Technical specifications
- Chassis: Aluminium honeycomb monocoque, with carbon fibre-reinforced cockpit
- Suspension (front): KONI double-wishbone suspension
- Suspension (rear): KONI double-wishbone suspension
- Engine: Cosworth BDG 1,994 cc (121.7 cu in) turbocharged I4 Alfa Romeo 3,000 cc (183.1 cu in) naturally-aspirated V6 BMW 3,000–3,200 cc (183.1–195.3 cu in) naturally-aspirated I6 Nissan 3,000 cc (183.1 cu in) naturally-aspirated V6 mid-engined
- Transmission: Hewland FGC 5-speed
- Weight: 650–700 kg (1,433.0–1,543.2 lb)
- Tyres: Michelin

Competition history
- Notable entrants: Didier Bonnet Racing P. R. Bruneau
- Debut: LMP296: 1996 24 Hours of Le Mans LMP297: 1997 International Sports Racing Series Donington 2000 SportsRacing World Cup Barcelona
| Races | Wins |
| 20 (22 entries) (LMP296) 7 (10 entries) (LMP297) 21 (23 entries) (LMP299) | 5 (SR2 class) (LMP296) 2 (SR2 class) (LMP297) 0 |
- Teams' Championships: 1: (1998 ISRS, SR2 category)

= Debora LMP296 =

The Debora LMP296 was a Le Mans Prototype, built by Debora Automobiles in 1996 for use in the 24 Hours of Le Mans.

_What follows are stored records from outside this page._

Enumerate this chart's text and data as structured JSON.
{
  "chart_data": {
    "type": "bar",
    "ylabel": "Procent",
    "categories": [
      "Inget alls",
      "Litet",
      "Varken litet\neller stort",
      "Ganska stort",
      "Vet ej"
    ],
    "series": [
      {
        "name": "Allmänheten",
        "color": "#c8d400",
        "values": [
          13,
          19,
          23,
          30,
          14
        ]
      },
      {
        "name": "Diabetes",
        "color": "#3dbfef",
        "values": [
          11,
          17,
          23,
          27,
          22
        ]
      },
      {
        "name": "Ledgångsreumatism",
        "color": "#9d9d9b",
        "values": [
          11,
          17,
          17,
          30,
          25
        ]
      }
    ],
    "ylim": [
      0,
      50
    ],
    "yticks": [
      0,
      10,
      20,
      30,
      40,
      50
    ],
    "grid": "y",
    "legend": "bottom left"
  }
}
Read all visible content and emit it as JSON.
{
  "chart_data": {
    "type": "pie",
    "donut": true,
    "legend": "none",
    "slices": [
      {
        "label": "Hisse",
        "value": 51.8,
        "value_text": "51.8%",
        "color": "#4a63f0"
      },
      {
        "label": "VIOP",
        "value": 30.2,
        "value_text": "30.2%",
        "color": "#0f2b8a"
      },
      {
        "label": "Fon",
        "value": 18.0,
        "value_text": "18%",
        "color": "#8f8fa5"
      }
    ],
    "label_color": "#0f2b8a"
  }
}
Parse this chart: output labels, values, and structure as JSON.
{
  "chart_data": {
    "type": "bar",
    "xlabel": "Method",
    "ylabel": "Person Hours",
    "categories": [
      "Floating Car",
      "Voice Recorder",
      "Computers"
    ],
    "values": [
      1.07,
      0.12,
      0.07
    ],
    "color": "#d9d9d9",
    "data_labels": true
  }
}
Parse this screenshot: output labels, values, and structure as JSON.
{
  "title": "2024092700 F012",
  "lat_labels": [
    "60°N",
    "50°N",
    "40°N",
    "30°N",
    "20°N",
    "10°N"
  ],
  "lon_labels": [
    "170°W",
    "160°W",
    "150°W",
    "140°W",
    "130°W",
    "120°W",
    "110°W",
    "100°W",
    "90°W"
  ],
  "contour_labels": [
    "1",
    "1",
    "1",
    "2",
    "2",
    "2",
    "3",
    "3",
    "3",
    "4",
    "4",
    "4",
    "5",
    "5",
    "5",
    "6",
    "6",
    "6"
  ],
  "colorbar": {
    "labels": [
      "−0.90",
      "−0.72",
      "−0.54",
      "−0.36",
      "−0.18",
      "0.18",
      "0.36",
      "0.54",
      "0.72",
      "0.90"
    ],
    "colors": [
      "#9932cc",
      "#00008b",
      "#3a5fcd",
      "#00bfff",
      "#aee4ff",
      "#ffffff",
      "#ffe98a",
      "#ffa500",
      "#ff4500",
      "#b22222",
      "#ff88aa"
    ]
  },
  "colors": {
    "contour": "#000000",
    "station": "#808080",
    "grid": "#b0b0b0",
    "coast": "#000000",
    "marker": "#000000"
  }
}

The car was originally entered with a 2-litre turbocharged Cosworth straight-four engine, but several other engines were used in the car's three-year career. Two cars are known to have been built. In conjunction with the LMP297, the car helped Waterair Sport to the International Sports Racing Series SR2 Team's Championship in 1998. The LMP296 was updated into the LMP299 for 2000.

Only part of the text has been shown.